These three Suites are compact, colourful, poised, pointed and intriguing. Although lacking the gravity of most of Bach's output, their early Galant style emphasises forward movement and accessible melodies. Add to this instrumental brilliance, particularly in the way sound profiles are built up and explored. All these factors serve easily to delight the ear and have much to offer.
The musicians gently offer us the benefit of their understanding of Graupner's enormous output. He wrote ten operas, a hundred symphonies and a thousand cantatas. Along with Telemann Graupner was one of the leaders in the musical revolution in Leipzig which overtook Bach's predecessor as ThomasKantor, Johann Kuhnau. Graupner was considered for the post in Leipzig and deemed more suitable than Bach yet turned it down and worked for over fiftyy years at one court - Darmstadt.

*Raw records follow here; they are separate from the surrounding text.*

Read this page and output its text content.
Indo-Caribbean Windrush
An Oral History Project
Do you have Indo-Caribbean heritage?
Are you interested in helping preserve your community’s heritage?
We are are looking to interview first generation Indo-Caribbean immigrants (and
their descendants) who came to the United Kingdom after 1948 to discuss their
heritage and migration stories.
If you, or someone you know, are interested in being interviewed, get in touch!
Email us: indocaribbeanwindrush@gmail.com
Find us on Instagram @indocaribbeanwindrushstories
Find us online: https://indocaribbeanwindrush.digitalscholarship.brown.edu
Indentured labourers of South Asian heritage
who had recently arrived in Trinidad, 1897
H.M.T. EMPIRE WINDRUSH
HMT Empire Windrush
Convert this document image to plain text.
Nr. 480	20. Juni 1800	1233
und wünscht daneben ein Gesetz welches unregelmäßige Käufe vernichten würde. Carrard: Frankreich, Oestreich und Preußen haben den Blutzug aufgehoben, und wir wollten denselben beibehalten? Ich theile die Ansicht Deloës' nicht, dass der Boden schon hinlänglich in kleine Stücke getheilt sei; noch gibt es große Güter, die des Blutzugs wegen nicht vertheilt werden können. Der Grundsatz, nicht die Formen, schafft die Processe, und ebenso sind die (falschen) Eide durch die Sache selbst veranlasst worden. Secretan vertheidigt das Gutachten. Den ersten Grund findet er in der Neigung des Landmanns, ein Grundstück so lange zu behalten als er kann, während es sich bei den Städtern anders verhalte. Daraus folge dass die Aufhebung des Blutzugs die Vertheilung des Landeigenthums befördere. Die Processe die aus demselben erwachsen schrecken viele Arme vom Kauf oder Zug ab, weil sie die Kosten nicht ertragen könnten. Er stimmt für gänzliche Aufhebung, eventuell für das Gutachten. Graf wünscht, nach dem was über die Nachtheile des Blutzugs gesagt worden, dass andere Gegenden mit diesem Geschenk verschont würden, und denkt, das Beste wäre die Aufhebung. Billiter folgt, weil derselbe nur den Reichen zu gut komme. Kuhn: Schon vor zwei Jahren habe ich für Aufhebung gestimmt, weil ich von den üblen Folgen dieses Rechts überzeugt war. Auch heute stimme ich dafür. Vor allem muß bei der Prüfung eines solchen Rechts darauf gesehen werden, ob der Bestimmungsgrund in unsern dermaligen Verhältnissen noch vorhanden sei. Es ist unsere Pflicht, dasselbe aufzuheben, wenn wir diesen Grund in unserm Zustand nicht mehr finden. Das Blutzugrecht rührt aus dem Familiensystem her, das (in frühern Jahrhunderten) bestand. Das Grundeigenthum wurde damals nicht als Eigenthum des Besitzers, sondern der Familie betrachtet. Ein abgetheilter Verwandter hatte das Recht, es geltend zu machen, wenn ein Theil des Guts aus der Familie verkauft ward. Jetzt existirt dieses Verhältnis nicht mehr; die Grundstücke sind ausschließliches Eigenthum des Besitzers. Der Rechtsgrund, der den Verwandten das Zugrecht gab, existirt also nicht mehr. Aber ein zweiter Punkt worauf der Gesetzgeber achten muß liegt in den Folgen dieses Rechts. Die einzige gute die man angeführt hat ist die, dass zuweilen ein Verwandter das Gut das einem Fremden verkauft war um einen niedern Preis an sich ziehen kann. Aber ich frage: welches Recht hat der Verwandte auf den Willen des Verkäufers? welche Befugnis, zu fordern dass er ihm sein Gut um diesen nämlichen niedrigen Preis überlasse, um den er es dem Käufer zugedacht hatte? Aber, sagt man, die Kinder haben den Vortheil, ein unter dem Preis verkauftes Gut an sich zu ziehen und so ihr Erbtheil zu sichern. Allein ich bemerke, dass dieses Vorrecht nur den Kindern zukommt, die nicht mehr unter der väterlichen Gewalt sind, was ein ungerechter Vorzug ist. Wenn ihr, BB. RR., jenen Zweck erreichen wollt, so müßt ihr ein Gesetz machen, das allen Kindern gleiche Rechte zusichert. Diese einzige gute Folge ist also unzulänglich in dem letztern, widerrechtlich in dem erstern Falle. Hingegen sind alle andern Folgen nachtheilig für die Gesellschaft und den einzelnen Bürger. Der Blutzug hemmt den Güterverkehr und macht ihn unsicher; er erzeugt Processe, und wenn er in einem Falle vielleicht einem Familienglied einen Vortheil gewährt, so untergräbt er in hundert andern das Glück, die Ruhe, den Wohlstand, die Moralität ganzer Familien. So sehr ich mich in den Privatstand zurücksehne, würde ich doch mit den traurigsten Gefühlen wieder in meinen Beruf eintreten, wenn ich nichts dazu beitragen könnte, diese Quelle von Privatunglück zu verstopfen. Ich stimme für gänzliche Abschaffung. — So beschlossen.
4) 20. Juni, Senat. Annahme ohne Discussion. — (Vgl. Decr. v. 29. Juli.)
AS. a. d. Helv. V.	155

It's with a dignified detachment - yet every technical competence - that Kaakinen-Pilch presents this music. Neither Graupner nor his music needs to 'shout'. These musicians seem to be implicitly suggesting that Graupner's 85 suites and 44 concertos need as little fuss made about them as would the equivalent works from Haydn. This CD certainly demonstrates that Graupner possesses more than his fair share of originality, ingenuity and freshness.

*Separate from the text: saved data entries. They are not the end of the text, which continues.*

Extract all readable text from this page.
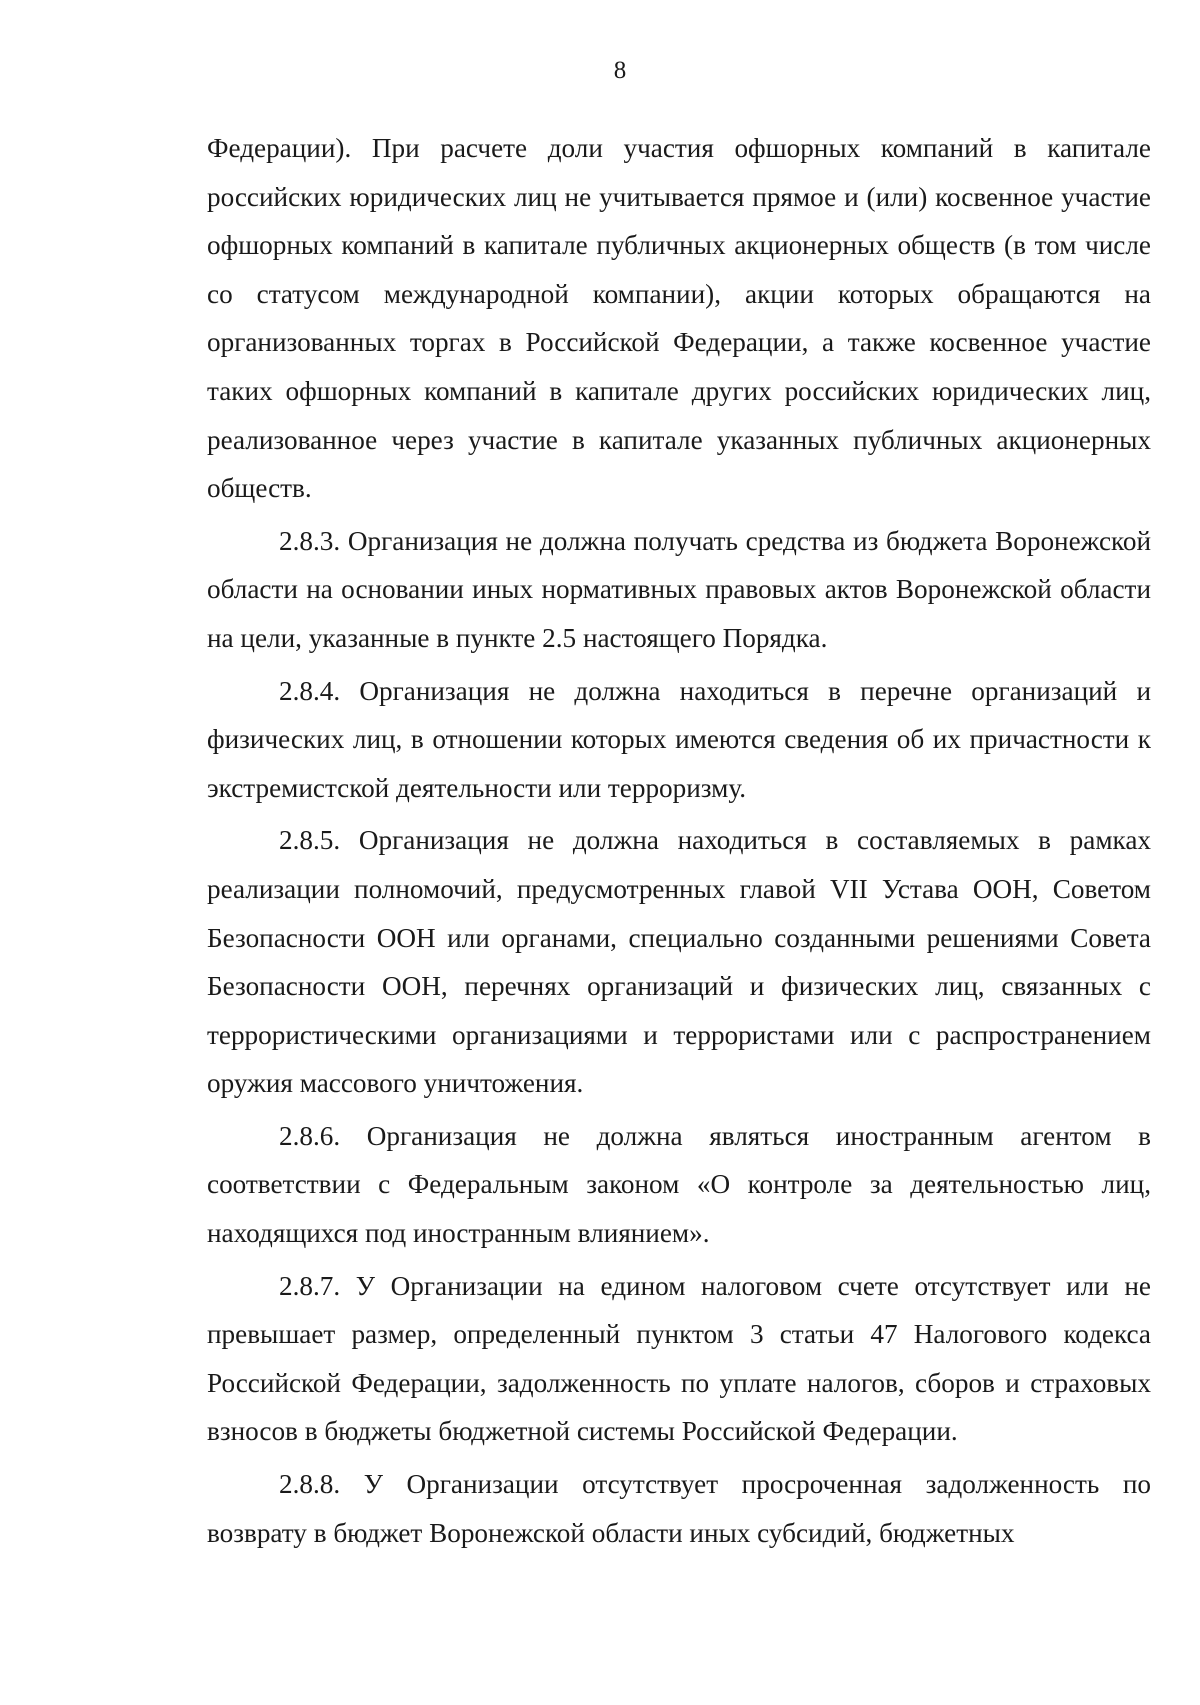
8

Федерации). При расчете доли участия офшорных компаний в капитале российских юридических лиц не учитывается прямое и (или) косвенное участие офшорных компаний в капитале публичных акционерных обществ (в том числе со статусом международной компании), акции которых обращаются на организованных торгах в Российской Федерации, а также косвенное участие таких офшорных компаний в капитале других российских юридических лиц, реализованное через участие в капитале указанных публичных акционерных обществ.

2.8.3. Организация не должна получать средства из бюджета Воронежской области на основании иных нормативных правовых актов Воронежской области на цели, указанные в пункте 2.5 настоящего Порядка.

2.8.4. Организация не должна находиться в перечне организаций и физических лиц, в отношении которых имеются сведения об их причастности к экстремистской деятельности или терроризму.

2.8.5. Организация не должна находиться в составляемых в рамках реализации полномочий, предусмотренных главой VII Устава ООН, Советом Безопасности ООН или органами, специально созданными решениями Совета Безопасности ООН, перечнях организаций и физических лиц, связанных с террористическими организациями и террористами или с распространением оружия массового уничтожения.

2.8.6. Организация не должна являться иностранным агентом в соответствии с Федеральным законом «О контроле за деятельностью лиц, находящихся под иностранным влиянием».

2.8.7. У Организации на едином налоговом счете отсутствует или не превышает размер, определенный пунктом 3 статьи 47 Налогового кодекса Российской Федерации, задолженность по уплате налогов, сборов и страховых взносов в бюджеты бюджетной системы Российской Федерации.

2.8.8. У Организации отсутствует просроченная задолженность по возврату в бюджет Воронежской области иных субсидий, бюджетных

This must in part be due to the fact that the dozen plus members of the Finnish Baroque Orchestra understand Graupner's gifts for melody and harmony very well. To listen to but a few bars of any of the dozen and a half movements from these three enticing suites is to hear tuneful invention and fascinating counter-position. Graupner's pleasing originality is to be heard at various levels. His rhythms are part of the attraction. Just listen to those dotted crotchets redolent of Lully in the GWV 450's third Air [tr.5]. His instrumental palette is well stocked: try the combination of pizzicato and arco strings with winds in the (Largo movement of the) G Major Suite [tr. 11]. Then there’s the extraordinary combination of winds alone in the second F Major's Overture [tr.13].

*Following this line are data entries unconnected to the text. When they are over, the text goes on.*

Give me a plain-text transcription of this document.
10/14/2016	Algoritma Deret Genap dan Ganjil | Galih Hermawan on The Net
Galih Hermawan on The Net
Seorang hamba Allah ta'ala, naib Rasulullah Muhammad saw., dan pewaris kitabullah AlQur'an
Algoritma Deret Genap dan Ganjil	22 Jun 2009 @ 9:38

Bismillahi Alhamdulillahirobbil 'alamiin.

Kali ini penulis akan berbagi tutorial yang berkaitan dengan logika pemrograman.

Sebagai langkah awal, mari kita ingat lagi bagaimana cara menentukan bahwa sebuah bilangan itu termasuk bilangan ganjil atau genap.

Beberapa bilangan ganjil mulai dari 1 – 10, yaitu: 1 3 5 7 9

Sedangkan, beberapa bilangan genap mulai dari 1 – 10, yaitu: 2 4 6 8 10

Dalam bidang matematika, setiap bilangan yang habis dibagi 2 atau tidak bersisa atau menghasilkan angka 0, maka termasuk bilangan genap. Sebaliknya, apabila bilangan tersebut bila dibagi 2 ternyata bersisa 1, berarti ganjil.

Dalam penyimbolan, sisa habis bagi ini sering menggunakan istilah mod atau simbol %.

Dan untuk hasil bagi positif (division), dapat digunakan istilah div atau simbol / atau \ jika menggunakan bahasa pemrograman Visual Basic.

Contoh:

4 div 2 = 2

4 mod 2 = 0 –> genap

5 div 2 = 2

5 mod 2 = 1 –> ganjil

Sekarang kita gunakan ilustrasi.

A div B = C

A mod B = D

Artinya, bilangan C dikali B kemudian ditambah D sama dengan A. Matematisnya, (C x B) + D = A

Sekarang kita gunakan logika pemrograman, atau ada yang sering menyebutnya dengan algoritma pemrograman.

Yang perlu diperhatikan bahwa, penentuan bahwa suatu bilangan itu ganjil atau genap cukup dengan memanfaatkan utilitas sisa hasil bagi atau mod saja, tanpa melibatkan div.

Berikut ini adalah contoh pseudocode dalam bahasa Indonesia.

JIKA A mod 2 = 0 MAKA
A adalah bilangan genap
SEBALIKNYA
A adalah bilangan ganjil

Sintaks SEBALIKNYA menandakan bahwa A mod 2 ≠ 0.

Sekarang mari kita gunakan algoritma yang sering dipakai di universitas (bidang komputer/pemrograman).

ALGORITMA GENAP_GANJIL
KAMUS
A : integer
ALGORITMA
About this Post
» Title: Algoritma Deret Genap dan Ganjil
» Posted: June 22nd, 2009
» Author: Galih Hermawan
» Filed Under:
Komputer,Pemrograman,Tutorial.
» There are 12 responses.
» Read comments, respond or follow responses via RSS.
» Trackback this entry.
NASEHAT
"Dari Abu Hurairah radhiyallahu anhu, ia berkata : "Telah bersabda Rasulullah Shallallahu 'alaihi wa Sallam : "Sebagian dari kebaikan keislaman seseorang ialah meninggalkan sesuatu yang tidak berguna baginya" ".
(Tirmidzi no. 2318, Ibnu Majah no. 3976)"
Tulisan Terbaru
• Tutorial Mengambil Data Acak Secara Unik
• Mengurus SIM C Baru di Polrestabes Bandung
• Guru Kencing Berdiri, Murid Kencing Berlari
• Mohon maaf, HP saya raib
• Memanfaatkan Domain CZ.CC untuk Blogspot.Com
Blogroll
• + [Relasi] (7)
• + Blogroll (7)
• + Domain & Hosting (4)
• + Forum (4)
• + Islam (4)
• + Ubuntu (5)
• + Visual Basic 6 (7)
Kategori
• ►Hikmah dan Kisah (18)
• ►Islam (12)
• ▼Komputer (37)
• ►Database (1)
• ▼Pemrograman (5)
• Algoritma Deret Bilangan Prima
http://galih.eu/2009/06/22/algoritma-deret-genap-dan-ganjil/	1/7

At the same time, these three suites display a nice preoccupation of Graupner's - that of a liking for unusual or specially colourful instruments … here the chalumeau, bassoon, transverse flute and Baroque horn. This requires aptitude on the part of the players and there's plenty of it but again without ostentation. It’s just as Haydn or Mozart might have admired.
The two works in F Major are already available: GWV 450 on Berlin Classics (16712) with Bell'Arte Salzburg under Annegret Siedel; GWV 451 on MD&G (Musikproduktion Dabringhaus und Grimm) Gold (3411252) with Nova Stravaganza under Siegbert Rampe. The present recording is well up to those standards. The acoustic is present, close even; yet it enhances the tones and particular strengths of the soloists.
The liner-notes set out some background - Graupner is not the best known of composers. There are also welcome brief sketches about the soloists from the Finnish Baroque Orchestra whose only recording currently in the catalogue this appears to be.